We need a new coalition of the ‘off left’ to attack the shibboleths of the party and the entrenched failed policies of the Biden era. We need to attract the defectors to win, even if we lose some of the old Obama coalition's elite, wealthy, highly educated leftovers. (They were traditionally Republicans, anyway.) The needs of that vestigial rump party can’t define the Democratic Party’s future policies. Not if we are going to win.
I think this idea misses the fact that the Dems consistently fail to engage the left flanks of the country that could provide votes. In my opinion this is backed up by the fact that a fairly significant part of the voters that didn't vote in 2024 did so in part because of Harris' right ward shift on things like Militarism, Gaza and the Border.

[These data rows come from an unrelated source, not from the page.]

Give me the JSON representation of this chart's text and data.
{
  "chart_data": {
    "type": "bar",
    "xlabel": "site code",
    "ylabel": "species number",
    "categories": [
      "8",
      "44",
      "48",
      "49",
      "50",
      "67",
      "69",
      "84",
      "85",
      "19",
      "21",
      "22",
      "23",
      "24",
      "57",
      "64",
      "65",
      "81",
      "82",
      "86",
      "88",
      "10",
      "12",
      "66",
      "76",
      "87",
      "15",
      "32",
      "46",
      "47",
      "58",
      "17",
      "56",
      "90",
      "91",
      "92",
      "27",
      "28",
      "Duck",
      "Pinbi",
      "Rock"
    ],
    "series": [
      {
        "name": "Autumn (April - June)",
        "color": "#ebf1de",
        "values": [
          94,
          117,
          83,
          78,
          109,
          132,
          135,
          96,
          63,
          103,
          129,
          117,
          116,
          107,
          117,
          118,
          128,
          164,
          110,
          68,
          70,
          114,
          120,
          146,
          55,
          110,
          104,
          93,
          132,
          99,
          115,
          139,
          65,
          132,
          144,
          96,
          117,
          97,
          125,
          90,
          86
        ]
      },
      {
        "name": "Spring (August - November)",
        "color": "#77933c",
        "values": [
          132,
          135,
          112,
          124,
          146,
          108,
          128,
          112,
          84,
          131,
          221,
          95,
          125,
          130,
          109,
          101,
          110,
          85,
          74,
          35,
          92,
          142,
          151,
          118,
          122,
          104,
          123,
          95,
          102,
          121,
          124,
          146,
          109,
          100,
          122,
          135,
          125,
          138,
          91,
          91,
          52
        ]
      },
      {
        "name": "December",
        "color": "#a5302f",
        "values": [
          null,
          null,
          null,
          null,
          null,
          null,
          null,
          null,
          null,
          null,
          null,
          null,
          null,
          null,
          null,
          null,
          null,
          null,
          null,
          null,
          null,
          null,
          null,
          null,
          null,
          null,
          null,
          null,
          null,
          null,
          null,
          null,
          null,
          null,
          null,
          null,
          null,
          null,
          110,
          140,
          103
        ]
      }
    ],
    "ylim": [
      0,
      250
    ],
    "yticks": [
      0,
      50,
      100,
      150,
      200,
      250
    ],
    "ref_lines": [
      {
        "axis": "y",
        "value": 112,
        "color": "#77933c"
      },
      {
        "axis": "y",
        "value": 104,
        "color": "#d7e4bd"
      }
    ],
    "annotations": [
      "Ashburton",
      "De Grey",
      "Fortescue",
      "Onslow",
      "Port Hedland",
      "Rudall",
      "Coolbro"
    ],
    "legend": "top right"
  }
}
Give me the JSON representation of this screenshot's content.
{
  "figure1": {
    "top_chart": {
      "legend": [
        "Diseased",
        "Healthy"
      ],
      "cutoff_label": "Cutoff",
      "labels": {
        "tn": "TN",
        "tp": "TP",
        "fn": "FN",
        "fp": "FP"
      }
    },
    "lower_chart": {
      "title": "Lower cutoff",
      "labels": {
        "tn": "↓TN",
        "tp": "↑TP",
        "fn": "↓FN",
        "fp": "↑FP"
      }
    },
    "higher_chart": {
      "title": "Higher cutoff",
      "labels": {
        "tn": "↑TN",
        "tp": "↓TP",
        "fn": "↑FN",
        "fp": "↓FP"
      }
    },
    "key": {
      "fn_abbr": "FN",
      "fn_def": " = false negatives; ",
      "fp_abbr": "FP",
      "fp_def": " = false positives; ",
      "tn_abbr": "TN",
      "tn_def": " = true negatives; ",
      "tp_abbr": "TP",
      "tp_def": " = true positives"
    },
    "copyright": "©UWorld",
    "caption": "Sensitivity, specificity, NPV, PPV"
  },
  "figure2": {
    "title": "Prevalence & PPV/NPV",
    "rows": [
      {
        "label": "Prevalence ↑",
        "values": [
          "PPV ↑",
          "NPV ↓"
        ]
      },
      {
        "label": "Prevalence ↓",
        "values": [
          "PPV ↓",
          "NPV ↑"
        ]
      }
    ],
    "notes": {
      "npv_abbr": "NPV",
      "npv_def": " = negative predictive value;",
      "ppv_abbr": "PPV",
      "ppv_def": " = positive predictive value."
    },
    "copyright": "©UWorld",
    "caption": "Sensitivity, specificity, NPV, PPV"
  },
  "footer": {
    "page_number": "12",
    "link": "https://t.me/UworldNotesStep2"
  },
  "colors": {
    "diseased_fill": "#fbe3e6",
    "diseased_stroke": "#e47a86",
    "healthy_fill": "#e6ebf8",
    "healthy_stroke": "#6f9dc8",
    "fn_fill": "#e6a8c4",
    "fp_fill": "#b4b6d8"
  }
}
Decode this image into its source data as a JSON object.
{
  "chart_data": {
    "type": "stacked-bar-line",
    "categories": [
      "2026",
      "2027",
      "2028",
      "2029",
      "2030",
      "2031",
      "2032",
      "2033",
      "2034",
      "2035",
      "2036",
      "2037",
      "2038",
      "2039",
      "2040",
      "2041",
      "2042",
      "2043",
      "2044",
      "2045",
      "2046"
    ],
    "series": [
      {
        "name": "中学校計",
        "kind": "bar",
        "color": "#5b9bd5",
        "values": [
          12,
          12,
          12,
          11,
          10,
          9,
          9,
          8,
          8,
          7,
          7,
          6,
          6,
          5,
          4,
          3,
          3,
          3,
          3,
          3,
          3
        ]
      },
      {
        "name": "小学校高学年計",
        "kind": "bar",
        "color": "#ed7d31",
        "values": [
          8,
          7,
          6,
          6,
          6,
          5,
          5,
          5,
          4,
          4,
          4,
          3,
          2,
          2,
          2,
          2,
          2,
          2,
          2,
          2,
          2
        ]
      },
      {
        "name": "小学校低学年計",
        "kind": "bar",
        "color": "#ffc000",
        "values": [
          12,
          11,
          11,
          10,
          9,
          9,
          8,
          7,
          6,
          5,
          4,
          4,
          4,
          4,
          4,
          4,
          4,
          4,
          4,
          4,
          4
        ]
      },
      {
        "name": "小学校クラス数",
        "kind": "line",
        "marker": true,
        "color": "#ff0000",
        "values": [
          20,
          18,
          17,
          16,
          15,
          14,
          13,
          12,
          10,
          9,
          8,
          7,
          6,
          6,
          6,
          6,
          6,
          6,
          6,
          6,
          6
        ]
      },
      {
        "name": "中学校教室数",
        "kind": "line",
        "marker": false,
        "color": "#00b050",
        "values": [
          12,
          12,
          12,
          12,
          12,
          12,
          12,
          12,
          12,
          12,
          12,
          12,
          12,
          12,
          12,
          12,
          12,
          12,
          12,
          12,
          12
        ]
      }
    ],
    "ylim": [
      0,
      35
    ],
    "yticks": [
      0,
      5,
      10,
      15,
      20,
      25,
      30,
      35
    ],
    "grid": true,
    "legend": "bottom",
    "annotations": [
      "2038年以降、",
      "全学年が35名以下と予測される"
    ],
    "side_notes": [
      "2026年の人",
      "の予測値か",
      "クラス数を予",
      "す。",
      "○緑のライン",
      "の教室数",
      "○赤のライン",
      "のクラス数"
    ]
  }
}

Rather then reorienting the party more towards the center, the party needs to actually fully capture the collation that helped Biden win in 2020 that included progressive and left wing organizations/voters and actually sell a long term future vision for the country that doesn't end at preserving the status quo.
I think this idea of a "Off Left", which i struggle to call left wing in any way or shape and think that the term Centrist fits much better, just puts the party into even more of a GOP light status that further reduces its appeal to right leaning democrats and continues to undermine the appeal for its left flanks to continue to vote for them as well. We can fight fake populism with real populism but doing so shouldn't be done by backing away from actual Liberal principles now more then ever.
"imagine a group of younger anti-establishment dems...." - I want to meet them.
The description of "both senses of conservatism" leaves me confused, if I read it correctly. For example, desire for the spirit of The New Deal and The Great Society seems at odds with "distrust of institutions; opposition to immigration; ...." What does an anti-establishment Great Society look like? How is it governed? And does it provide the necessities of life for everyone?